Música de dentro
Na maior parte dos dias, vou andando.E depois há dias em que me lembro de como era. De como devia ser. Ou de como realmente é, aqui dentro.
Aquele impulso dos sonhos, quando voamos. Aquela força doce, o arrepio na nuca, a certeza que vem de dentro. Gosto de pensar nisso como o som do nosso coração, mas acho que lhe podemos chamar equilíbrio, harmonia. Eu sabia comunicar assim, antes de a dor chegar. Ao ar livre.
Entretanto esqueci-me de que existia esta língua; este lugar. E acho que foi a dor que me distraiu e escondeu o caminho atrás das suas costas.
Há tempos, contudo, voltei lá, num daqueles sonhos revestidos por nevoeiro.

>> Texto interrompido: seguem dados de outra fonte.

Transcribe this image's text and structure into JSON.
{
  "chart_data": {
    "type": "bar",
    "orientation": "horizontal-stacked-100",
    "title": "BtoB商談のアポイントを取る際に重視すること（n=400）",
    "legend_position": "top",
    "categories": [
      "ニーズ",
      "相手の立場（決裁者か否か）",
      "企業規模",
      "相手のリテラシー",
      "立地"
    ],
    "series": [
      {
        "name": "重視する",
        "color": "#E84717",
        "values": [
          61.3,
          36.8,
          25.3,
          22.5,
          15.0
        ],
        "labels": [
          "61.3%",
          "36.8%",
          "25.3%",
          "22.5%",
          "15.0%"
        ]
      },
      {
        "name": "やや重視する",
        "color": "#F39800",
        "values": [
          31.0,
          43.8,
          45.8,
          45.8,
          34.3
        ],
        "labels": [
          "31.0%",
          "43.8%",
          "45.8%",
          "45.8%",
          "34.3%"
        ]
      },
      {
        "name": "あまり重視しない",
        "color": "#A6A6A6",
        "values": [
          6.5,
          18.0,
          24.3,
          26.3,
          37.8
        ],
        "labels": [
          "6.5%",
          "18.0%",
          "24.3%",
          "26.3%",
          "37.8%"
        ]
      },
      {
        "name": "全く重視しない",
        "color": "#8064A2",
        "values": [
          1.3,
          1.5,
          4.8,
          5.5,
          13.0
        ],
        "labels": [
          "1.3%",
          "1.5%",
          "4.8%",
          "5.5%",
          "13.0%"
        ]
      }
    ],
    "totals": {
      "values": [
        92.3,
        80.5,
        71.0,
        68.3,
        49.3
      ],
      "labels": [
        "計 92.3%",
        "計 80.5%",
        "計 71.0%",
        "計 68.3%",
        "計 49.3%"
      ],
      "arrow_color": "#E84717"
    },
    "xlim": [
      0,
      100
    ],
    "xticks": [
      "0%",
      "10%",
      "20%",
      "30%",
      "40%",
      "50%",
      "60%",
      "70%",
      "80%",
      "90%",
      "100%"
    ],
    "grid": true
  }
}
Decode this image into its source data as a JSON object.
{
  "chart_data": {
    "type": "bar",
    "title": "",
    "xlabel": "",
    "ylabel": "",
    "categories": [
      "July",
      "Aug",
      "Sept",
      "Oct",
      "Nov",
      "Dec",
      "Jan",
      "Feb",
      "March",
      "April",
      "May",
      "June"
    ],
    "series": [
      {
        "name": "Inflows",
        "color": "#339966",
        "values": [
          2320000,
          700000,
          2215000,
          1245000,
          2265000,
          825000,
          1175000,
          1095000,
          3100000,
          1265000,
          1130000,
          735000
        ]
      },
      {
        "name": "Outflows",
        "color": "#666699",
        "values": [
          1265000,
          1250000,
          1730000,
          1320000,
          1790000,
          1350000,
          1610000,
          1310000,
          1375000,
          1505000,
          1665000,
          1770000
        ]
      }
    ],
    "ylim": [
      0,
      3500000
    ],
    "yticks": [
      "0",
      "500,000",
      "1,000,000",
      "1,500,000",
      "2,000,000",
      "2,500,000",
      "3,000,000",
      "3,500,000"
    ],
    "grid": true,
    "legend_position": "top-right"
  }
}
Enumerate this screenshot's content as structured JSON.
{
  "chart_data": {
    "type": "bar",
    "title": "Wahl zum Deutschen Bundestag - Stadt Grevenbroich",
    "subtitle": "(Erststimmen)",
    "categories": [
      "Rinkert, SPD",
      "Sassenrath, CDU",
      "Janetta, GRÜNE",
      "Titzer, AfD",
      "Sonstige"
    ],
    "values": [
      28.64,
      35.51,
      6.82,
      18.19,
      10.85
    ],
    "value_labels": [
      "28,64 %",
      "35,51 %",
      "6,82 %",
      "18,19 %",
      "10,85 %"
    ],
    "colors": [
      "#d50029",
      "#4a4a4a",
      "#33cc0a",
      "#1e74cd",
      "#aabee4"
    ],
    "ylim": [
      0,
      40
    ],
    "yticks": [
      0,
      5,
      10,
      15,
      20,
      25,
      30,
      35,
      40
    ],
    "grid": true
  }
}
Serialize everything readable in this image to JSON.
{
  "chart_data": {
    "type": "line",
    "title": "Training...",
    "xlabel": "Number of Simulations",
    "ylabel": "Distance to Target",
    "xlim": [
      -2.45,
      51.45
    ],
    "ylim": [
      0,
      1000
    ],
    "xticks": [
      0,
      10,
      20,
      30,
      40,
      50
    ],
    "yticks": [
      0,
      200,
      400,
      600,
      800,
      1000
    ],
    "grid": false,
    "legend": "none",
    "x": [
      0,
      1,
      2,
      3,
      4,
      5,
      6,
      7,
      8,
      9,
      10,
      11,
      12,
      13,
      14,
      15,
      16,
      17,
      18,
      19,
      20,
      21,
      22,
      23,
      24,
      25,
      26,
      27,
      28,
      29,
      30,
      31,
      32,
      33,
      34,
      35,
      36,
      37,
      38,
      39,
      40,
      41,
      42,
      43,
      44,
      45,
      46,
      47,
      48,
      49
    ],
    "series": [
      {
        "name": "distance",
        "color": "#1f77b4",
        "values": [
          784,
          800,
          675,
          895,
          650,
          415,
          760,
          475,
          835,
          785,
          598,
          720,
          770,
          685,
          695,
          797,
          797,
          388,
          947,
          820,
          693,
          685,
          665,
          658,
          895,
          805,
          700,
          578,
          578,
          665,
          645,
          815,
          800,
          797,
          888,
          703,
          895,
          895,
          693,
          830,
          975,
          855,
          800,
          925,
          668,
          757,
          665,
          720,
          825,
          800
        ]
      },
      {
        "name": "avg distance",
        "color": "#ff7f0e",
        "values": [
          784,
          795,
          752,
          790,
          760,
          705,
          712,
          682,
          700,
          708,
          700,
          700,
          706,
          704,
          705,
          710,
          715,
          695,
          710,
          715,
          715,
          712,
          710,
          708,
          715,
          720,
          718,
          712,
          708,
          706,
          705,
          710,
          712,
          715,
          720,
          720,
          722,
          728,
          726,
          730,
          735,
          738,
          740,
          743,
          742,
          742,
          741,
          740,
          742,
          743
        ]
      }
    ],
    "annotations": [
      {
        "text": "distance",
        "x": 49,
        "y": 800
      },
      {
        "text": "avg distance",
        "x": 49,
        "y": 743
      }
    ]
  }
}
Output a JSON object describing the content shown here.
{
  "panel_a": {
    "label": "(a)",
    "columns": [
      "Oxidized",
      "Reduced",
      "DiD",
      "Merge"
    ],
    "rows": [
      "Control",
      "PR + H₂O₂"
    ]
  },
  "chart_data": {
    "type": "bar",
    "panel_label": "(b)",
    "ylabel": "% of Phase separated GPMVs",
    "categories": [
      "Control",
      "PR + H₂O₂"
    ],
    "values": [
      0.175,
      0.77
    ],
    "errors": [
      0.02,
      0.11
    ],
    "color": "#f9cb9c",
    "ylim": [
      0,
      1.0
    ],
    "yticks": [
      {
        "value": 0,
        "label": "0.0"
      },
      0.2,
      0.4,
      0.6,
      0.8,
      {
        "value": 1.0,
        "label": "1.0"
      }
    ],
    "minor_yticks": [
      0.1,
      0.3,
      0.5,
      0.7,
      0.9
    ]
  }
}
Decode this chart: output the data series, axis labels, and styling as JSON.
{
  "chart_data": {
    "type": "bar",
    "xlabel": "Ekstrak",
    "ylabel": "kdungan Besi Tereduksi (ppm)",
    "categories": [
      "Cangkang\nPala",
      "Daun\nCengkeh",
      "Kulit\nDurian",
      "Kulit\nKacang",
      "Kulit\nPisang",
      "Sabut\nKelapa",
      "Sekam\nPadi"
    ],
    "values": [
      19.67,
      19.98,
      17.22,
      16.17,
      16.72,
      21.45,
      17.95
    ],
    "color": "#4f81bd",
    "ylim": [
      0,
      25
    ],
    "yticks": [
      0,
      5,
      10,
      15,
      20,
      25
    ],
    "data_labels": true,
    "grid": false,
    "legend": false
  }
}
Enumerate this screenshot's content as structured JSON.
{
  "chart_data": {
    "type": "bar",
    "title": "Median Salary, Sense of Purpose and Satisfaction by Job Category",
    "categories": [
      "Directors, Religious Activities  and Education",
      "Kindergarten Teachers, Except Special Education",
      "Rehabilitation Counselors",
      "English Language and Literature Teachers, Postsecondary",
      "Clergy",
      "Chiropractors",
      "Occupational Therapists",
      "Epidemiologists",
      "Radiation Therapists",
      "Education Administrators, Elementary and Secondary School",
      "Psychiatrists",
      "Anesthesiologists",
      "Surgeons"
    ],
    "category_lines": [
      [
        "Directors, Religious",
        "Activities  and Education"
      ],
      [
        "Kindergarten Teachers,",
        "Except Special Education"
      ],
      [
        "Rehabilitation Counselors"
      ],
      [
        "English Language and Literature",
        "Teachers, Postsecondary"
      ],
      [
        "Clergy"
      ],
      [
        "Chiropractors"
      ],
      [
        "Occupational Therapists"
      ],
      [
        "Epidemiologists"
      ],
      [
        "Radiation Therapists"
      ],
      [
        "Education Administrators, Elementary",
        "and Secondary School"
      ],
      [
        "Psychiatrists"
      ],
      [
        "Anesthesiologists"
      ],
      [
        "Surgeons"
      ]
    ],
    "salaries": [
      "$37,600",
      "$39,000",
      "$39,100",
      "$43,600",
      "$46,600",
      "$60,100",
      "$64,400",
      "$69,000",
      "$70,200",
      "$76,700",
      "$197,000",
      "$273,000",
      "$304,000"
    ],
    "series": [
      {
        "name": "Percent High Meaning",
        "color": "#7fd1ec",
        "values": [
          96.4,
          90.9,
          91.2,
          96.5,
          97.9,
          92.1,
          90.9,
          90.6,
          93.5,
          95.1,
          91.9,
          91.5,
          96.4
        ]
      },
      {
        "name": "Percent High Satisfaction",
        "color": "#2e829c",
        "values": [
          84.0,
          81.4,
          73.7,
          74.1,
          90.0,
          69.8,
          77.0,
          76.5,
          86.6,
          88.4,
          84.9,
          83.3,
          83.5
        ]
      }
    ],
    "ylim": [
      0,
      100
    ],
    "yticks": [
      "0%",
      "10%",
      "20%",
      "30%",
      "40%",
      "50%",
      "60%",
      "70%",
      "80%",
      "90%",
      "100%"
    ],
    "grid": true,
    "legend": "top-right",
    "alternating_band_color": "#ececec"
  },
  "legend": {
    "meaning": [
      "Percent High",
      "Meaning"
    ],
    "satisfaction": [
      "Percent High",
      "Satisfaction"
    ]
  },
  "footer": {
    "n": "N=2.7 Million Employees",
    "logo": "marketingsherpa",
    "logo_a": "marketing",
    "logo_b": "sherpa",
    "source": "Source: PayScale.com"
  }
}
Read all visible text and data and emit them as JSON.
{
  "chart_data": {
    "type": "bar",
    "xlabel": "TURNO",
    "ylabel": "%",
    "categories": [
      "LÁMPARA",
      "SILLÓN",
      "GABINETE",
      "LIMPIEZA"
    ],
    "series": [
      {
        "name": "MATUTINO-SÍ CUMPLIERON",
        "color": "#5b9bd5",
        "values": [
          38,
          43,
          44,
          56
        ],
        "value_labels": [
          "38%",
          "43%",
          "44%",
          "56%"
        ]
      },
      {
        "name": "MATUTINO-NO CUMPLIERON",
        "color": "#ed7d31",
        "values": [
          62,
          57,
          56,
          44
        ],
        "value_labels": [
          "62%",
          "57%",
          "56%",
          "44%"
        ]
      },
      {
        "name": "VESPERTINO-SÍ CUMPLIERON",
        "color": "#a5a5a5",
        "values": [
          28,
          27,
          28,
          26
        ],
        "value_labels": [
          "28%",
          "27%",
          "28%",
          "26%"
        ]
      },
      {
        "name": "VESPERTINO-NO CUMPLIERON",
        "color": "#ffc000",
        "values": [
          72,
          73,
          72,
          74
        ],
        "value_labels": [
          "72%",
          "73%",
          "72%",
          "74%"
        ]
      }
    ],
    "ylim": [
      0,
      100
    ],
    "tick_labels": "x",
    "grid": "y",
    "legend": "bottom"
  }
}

Também já fui abençoada com breves instantes dessa consciência - como uma fotografia instantânea -, enquanto estava acordada. E admito-me perfeitamente obcecada com esse sabor a paz.
Quero mudar-me para lá. Ficar daquele lado. Ainda que isso exija ser malabarista para toda a vida.
Sei uma parte do caminho: temos de nos calar e esperar pacientemente pelos sons do coração. Primeiro escutamos. Depois recebemos. E por fim tocamos.
Eu sei que os instrumentos ainda lá estão, à espera de serem tocados. A dor não lhes trocou as voltas, nem me fez desaprender o gosto pelas cordas. As quatro estações do Vivaldi vão sendo tocadas cá dentro, lentamente, em compasso de espera. Como caixinha de música que se repete eternamente.
A Primavera está à minha espera. No meu coração.